De beelden die de mens in de loop van de geschiedenis heeft gehad van natuur, en daarmee samenhangend van water, kennen een ontwikkeling van natuur als een vanzelfsprekend thuis, via de natuur als vijand, de natuur als verslagene tot natuur die door de mens ontwikkeld kan worden in de huidige tijd. Verschillen tussen waterbeelden van mensen en de veranderingen in waterbeelden kunnen hun oorzaak vinden in onder andere de grondhoudingen van mensen over de relatie mens-natuur, maatschappelijke trends als globalisering en individualisering, plotselinge gebeurtenissen als overstromingen en de belangen die men heeft bij water. Regionale verschillen in waterbeelden kunnen mogelijk optreden als gevolg van verschillen in de dominantie van godsdienst, verschillen in de verstedelijkingsgraad en verschillen

in de ligging ten opzichte van water. De hypothese is dat streken waarin geloof een grotere rol speelt, die minder verstedelijkt zijn en die onder de zeespiegel liggen, een functioneler beeld van water meer domineert dan in andere streken.

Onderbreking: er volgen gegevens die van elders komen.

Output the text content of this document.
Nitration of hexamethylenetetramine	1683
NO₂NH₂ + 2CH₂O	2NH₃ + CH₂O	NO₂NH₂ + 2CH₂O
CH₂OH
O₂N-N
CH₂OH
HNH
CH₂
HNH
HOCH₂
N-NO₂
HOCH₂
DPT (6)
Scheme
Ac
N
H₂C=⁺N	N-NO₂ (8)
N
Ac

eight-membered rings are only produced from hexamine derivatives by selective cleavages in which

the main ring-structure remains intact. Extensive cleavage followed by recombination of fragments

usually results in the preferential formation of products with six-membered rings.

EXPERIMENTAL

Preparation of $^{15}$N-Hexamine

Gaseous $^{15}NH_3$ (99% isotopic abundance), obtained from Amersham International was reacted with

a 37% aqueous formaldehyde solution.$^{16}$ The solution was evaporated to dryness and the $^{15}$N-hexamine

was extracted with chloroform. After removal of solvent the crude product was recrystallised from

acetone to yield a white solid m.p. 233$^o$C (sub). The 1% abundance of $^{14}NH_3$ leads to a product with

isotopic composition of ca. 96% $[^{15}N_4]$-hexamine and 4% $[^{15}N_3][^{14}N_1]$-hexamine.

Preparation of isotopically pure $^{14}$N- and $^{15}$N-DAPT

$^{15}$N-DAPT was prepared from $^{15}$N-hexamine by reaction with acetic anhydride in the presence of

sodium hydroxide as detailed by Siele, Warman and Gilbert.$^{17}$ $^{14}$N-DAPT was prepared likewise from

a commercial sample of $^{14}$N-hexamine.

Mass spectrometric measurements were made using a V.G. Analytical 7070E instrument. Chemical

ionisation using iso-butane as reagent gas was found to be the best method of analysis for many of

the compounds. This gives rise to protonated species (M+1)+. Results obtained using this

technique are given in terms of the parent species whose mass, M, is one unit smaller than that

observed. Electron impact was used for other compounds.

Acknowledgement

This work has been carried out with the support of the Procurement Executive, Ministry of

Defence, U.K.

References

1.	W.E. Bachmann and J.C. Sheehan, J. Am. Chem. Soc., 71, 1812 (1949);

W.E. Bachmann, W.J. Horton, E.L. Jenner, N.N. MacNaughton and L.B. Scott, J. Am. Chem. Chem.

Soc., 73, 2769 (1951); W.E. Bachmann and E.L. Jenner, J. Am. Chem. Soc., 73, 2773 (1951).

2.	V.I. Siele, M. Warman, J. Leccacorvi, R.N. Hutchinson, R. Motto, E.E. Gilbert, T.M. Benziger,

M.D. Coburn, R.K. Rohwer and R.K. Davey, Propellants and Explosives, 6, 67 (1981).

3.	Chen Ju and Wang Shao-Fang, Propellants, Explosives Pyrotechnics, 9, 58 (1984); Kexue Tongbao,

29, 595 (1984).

De laatste onderzoeksvraag (welke aanbevelingen aan het onderzoek te verbinden zijn) komt in de volgende paragraaf aan bod.

8.3 Aanbevelingen

verschillende beelden van waternatuur

Mensen houden er verschillende beelden van waternatuur op na. Dit bleek uit het onderzoek onder medewerkers van Rijkswaterstaat, alsmede uit de literatuurstudie en de inhoudsanalyse van de rapporten. Juist bij schijnbaar vanzelfsprekende en veelgebruikte alledaagse termen als water, waternatuur en waterlandschap bestaat het gevaar dat wordt vergeten dat men er verschillende betekenissen aan kan koppelen. Men kan bij het ontwikkelen en uitleggen van beleid daarom niet terugvallen op vanzelfsprekendheden over wat waternatuur is, of algemene door alle mensen gedeelde gedachten over hoe men met water moet omgaan. Een voorbeeld van hoe het niet moet: in het meest recente natuurbeleidsplan meldt men dat de Nederlander meer behoefte heeft aan rust en ruimte, waarmee het natuurbeleid wordt verdedigd (Jacobs 2001). Dit soort mededelingen zijn veel te algemeen.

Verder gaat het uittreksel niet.